Film: Kill Bill: Vol. 1

Posted on December 19, 2010


Kill Bill: Vol. 1
Directed by Quentin Tarantino (2003)
jusco’s Rating: ★★★★

Quentin Tarantino is one of the greatest and most consistent film directors around (don’t forget eccentric). This film is no exception of the high quality expected of his works. It is easily one of his most accessible films and an exciting cinematic piece of art. The premise is simple: The Bride undertakes an epic journey of revenge, having to defeat four professional assassins before reaching her ultimate prey, that is, Bill. You have to understand, Bill had his heart broken by her, and thus he had no choice but to slaughter her fiancé, her fiancé’s family, and of course, her as well (conveniently done by putting a bullet through her head). However, she miraculously survived and thus the stage is set for an ultimate tale engorged with spiteful vengeance. Honestly, I seriously doubted that I would derive any pleasurable enjoyment from this. It didn’t quite sound like my cup of tea. But if you put morals aside (kids, revenge is bad), Kill Bill is a highly engrossing action-packed flick that never ceases to entertain.

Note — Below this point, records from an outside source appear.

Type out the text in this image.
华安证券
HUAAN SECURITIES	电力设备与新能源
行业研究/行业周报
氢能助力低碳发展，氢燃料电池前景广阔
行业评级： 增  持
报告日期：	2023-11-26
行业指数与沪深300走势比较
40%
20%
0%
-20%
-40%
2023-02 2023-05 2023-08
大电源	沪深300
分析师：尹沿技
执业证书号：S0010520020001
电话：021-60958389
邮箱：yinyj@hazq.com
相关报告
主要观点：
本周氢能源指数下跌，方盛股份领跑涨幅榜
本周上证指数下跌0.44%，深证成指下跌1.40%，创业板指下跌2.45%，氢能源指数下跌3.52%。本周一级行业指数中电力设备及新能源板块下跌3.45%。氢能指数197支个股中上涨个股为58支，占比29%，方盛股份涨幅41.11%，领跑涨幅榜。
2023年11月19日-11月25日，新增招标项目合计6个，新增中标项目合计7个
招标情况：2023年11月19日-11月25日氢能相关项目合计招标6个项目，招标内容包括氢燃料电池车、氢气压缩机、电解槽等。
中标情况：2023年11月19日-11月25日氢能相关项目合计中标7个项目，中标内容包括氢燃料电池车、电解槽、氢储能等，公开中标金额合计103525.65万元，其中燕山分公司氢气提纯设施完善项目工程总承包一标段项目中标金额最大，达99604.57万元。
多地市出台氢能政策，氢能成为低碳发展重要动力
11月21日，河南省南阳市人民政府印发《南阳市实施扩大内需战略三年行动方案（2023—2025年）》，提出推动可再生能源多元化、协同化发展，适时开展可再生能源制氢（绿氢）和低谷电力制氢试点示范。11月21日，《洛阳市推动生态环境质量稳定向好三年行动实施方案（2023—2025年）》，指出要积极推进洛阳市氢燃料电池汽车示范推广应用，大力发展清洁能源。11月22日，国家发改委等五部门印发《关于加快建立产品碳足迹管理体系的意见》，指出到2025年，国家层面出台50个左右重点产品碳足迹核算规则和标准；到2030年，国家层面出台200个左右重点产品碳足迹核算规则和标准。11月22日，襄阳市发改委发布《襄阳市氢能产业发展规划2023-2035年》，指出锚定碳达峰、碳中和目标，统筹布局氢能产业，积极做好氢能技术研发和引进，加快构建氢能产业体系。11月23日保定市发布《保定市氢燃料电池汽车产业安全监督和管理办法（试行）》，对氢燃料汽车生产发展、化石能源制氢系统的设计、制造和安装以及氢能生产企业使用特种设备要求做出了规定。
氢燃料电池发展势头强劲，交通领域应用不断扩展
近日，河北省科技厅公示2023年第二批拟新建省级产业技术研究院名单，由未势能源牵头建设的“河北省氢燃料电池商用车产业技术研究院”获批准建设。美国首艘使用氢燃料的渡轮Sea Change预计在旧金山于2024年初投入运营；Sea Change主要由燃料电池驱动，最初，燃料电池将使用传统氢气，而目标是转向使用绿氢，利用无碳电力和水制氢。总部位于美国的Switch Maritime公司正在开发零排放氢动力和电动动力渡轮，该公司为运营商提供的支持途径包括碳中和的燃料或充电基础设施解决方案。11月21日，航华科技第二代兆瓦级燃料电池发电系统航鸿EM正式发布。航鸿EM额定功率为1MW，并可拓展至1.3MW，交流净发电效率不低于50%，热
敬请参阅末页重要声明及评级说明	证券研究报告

(Uma Thurman as The Bride, forever blood-stained throughout her quest for revenge)

Uma Thurman delivers a spot-on performance as the main character, angst-filled and extremely frustrated, but equipped with fierce determination. This lady means business and you know better than to get involved when she starts wielding a samurai sword, chopping limbs and heads off as if it were second nature – no, it’s probably more like first nature. In Vol. 1, she faces two of the four assassins; but it is the second assassin, O-Ren Ishii played by Lucy Liu, which the majority of the film involves – an anime-style flashback sequence of her childhood is ingeniously crafted.

(Lucy Liu as O-Ren Ishii, a deadly assassin and head of the Japanese yakuza)

The highlight of the entire film is a lengthy fight between The Bride and O-Ren Ishii’s henchmen in a Japanese-style night club, reminiscent of The Matrix Reloaded’s battle with multiple Agent Smiths. It is epic. Beautifully choreographed and shot, I was unable to draw my eyes away from one of the most spectacular fight sequences I’ve seen. Unfortunately, The Bride and O-Ren Ishii’s showdown at the end was overshadowed by this sequence; extremely disappointing but considering the rest, forgivable.

(The Bride vs the Crazy 88, O-Ren Ishii’s henchmen)

This is also easily one of the top three most violent, bloody and gory films I’ve seen. For those with weak stomachs, stay far away from this one. It is a film that glorifies the aestheticization of violence from start to finish; I wasn’t able to appreciate the violent extremeness as much as other viewers or critics – which I suspect is a good thing; I haven’t been fully desensitised yet – but I do understand the reason it is called stylish art. Despite being unnerving, at times it was very pretty to watch (ah, what has our generation come to, describing excessive violence as ‘pretty’ and ‘stylish’?).

(The Bride vs Gogo Yubari, O-Ren Ishii’s personal bodyguard aka Japanese high school girl; Chiaki Kuriyama can also be seen in Battle Royale)

The film pays multiple homages to different film genres and cultures, the most apparent in Vol. 1 being Japan with samurai swords and Japanese dialogue prevalent. Tarantino’s films always contain the right music, the soundtrack never failing to invoke the particular emotion he wants to draw from the audience, usually nerve-wrecking suspense, thrill and shocking excitement. When the credits came rolling on, I was a bit thrown off at the abrupt ending, even feeling rather cheated; that’s it? Then I remembered this is just Vol. 1. Needless to say, I was ready and eager for Vol. 2. Bring it on, Tarantino.